Psalm 116:17: “I will offer to You the sacrifice of thanksgiving, / And will call upon the name of the LORD.”

May 1st, 2024 by Pastor Ed in devotional

David was careful to thank God even though it was a sacrifice for him to do so. Being thankful is so easy when the sun is shining down on us and so difficult when the storms of life are raging all around us. It is especially hard to thank God when He is disciplining us because we have tried to run from Him. Jonah offered an almost identical prayer in Jonah 2:9, when he gratefully thanked the Lord, even though God had not yet rescued him from the belly of the fish: “But I will sacrifice to You / With the voice of thanksgiving.” In fact, it was immediately following that prayer that God had the fish spit Jonah up onto dry land near Nineveh. Both David and Jonah learned lessons the hard way in life. When we try to run and escape from God, we only bring heartache and disaster onto our own heads.
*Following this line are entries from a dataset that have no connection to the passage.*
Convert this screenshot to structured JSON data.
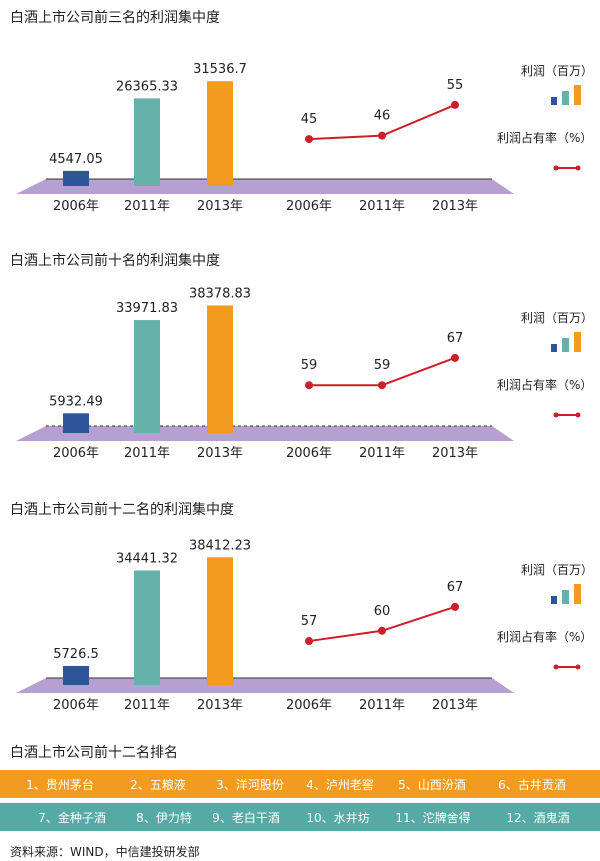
{
  "chart_data": [
    {
      "type": "bar",
      "title": "白酒上市公司前三名的利润集中度",
      "categories": [
        "2006年",
        "2011年",
        "2013年"
      ],
      "series": [
        {
          "name": "利润（百万）",
          "values": [
            4547.05,
            26365.33,
            31536.7
          ]
        }
      ],
      "value_labels": [
        "4547.05",
        "26365.33",
        "31536.7"
      ],
      "line": {
        "name": "利润占有率（%）",
        "categories": [
          "2006年",
          "2011年",
          "2013年"
        ],
        "values": [
          45,
          46,
          55
        ]
      }
    },
    {
      "type": "bar",
      "title": "白酒上市公司前十名的利润集中度",
      "categories": [
        "2006年",
        "2011年",
        "2013年"
      ],
      "series": [
        {
          "name": "利润（百万）",
          "values": [
            5932.49,
            33971.83,
            38378.83
          ]
        }
      ],
      "value_labels": [
        "5932.49",
        "33971.83",
        "38378.83"
      ],
      "line": {
        "name": "利润占有率（%）",
        "categories": [
          "2006年",
          "2011年",
          "2013年"
        ],
        "values": [
          59,
          59,
          67
        ]
      }
    },
    {
      "type": "bar",
      "title": "白酒上市公司前十二名的利润集中度",
      "categories": [
        "2006年",
        "2011年",
        "2013年"
      ],
      "series": [
        {
          "name": "利润（百万）",
          "values": [
            5726.5,
            34441.32,
            38412.23
          ]
        }
      ],
      "value_labels": [
        "5726.5",
        "34441.32",
        "38412.23"
      ],
      "line": {
        "name": "利润占有率（%）",
        "categories": [
          "2006年",
          "2011年",
          "2013年"
        ],
        "values": [
          57,
          60,
          67
        ]
      }
    }
  ],
  "legend": {
    "profit": "利润（百万）",
    "share": "利润占有率（%）"
  },
  "colors": {
    "bar_2006": "#2e5597",
    "bar_2011": "#66b1aa",
    "bar_2013": "#f29b1f",
    "line": "#cc1f2a",
    "floor": "#a98fc9",
    "band_top": "#f29b1f",
    "band_bottom": "#56aaa5"
  },
  "ranking": {
    "title": "白酒上市公司前十二名排名",
    "row1": [
      "1、贵州茅台",
      "2、五粮液",
      "3、洋河股份",
      "4、泸州老窖",
      "5、山西汾酒",
      "6、古井贡酒"
    ],
    "row2": [
      "7、金种子酒",
      "8、伊力特",
      "9、老白干酒",
      "10、水井坊",
      "11、沱牌舍得",
      "12、酒鬼酒"
    ]
  },
  "source": "资料来源：WIND，中信建投研发部"
}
D. L. Moody, in the late 1800’s, used to tell this story from his visit to the highlands of Scotland:

Doctor Andrew Bonar told me how, in the Highlands of Scotland, often a sheep would wander off into the rocks and get into places they couldn’t get out of. The grass on these mountains is very sweet and the sheep like it, and they will jump down 10 or 12 feet, and then they can’t jump back again, and the shepherd hears them bleating in distress. They may be there for days, until they have eaten all the grass, and he will wait until they are so faint they cannot stand, and then they put a rope around him and he will go over there and pull that sheep up out of the jaws of death. Why don’t they go down there when the sheep first get there? I asked. “Ah!” he said, “they are so very foolish they would dash right over the precipice and be killed if they did!” And that is the way with men, they won’t go back to God until they have no friends and have lost everything.

“LORD, we are thankful to You for Your salvation and we do call on your name for rescue from sin today.”